Ultimately, what is our motivation for doing charitable acts? Sometimes it is because we see people suffering and we pity them. Sometimes we sense that G-d is a moral force in our world and wants us to be kind to one another; He is kind and we are to emulate Him. Sometimes we sense the potential of another human but due to their deficiency in some area, they can’t accomplish what is needed to fulfill their potential, so we help them achieve it. These are all noble motivations but ultimately there is a more powerful motive.
When you realize how fragile your life is by acknowledging your weaknesses and vulnerability, then you can step outside your own self-contained world. It is the realization that the human experience can’t be navigated or advanced in solitary lines of experience.
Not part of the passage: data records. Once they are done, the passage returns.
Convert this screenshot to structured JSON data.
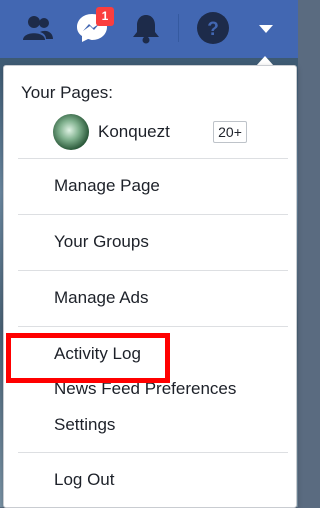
{
  "topbar": {
    "icons": [
      "friends-icon",
      "messenger-icon",
      "notifications-icon",
      "help-icon",
      "account-menu-icon"
    ],
    "messenger_badge": "1",
    "color": "#4267b2"
  },
  "menu": {
    "your_pages_label": "Your Pages:",
    "page": {
      "name": "Konquezt",
      "count": "20+"
    },
    "items": {
      "manage_page": "Manage Page",
      "your_groups": "Your Groups",
      "manage_ads": "Manage Ads",
      "activity_log": "Activity Log",
      "news_feed_prefs": "News Feed Preferences",
      "settings": "Settings",
      "log_out": "Log Out"
    },
    "highlight_color": "#ff0000"
  }
}
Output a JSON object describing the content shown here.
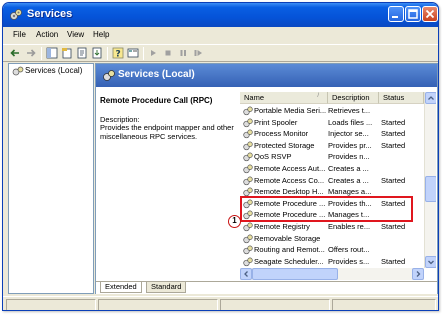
{
  "window": {
    "title": "Services",
    "colors": {
      "titlebar": "#0553d8",
      "header": "#4a78c9",
      "highlight": "#e0161e"
    }
  },
  "menu": {
    "items": [
      "File",
      "Action",
      "View",
      "Help"
    ]
  },
  "toolbar": {
    "icons": [
      "back-arrow-icon",
      "forward-arrow-icon",
      "console-tree-icon",
      "properties-icon",
      "refresh-icon",
      "export-list-icon",
      "help-icon",
      "view-icon",
      "start-icon",
      "stop-icon",
      "pause-icon",
      "restart-icon"
    ]
  },
  "tree": {
    "root_label": "Services (Local)"
  },
  "panel": {
    "title": "Services (Local)"
  },
  "details": {
    "service_name": "Remote Procedure Call (RPC)",
    "description_label": "Description:",
    "description_text": "Provides the endpoint mapper and other miscellaneous RPC services."
  },
  "list": {
    "columns": {
      "name": "Name",
      "sort_indicator": "/",
      "description": "Description",
      "status": "Status"
    },
    "rows": [
      {
        "name": "Portable Media Seri...",
        "description": "Retrieves t...",
        "status": ""
      },
      {
        "name": "Print Spooler",
        "description": "Loads files ...",
        "status": "Started"
      },
      {
        "name": "Process Monitor",
        "description": "Injector se...",
        "status": "Started"
      },
      {
        "name": "Protected Storage",
        "description": "Provides pr...",
        "status": "Started"
      },
      {
        "name": "QoS RSVP",
        "description": "Provides n...",
        "status": ""
      },
      {
        "name": "Remote Access Aut...",
        "description": "Creates a ...",
        "status": ""
      },
      {
        "name": "Remote Access Co...",
        "description": "Creates a ...",
        "status": "Started"
      },
      {
        "name": "Remote Desktop H...",
        "description": "Manages a...",
        "status": ""
      },
      {
        "name": "Remote Procedure ...",
        "description": "Provides th...",
        "status": "Started"
      },
      {
        "name": "Remote Procedure ...",
        "description": "Manages t...",
        "status": ""
      },
      {
        "name": "Remote Registry",
        "description": "Enables re...",
        "status": "Started"
      },
      {
        "name": "Removable Storage",
        "description": "",
        "status": ""
      },
      {
        "name": "Routing and Remot...",
        "description": "Offers rout...",
        "status": ""
      },
      {
        "name": "Seagate Scheduler...",
        "description": "Provides s...",
        "status": "Started"
      }
    ]
  },
  "annotation": {
    "callout_number": "1"
  },
  "tabs": {
    "extended": "Extended",
    "standard": "Standard"
  }
}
We need to interact with one another because people’s lives affect each other and this is accomplished when give tzeduka.
As successful as he was, Abraham realized that he needed to be connected to other people. The way he did this was doing kind acts to everyone in his midst-even those who were not deserving of his kindness. The only way a person can come out of his or her fish bowl of existence (i.e. limited; without contact) is to be proactive and help other people. When you do for others, you connect to them and realize that there is an entire realm of existence outside of your limited sphere. Every time you write a check for tzedukah, every time you call your old aunt or uncle or call that person with a difficult personality; every time you make your skills available to other people, you ingrain in yourself the idea that you actually need the other person because without him or her, you can never get out the comfort of your fish bowl.
“Abraham was blessed with everything.” There is no other Biblical figure about whom that is said and that is why he serves as a template for us. Even- especially-if you have everything, you need others if you want to fulfill your potential in life. No one can do it alone, not even the man or woman with everything.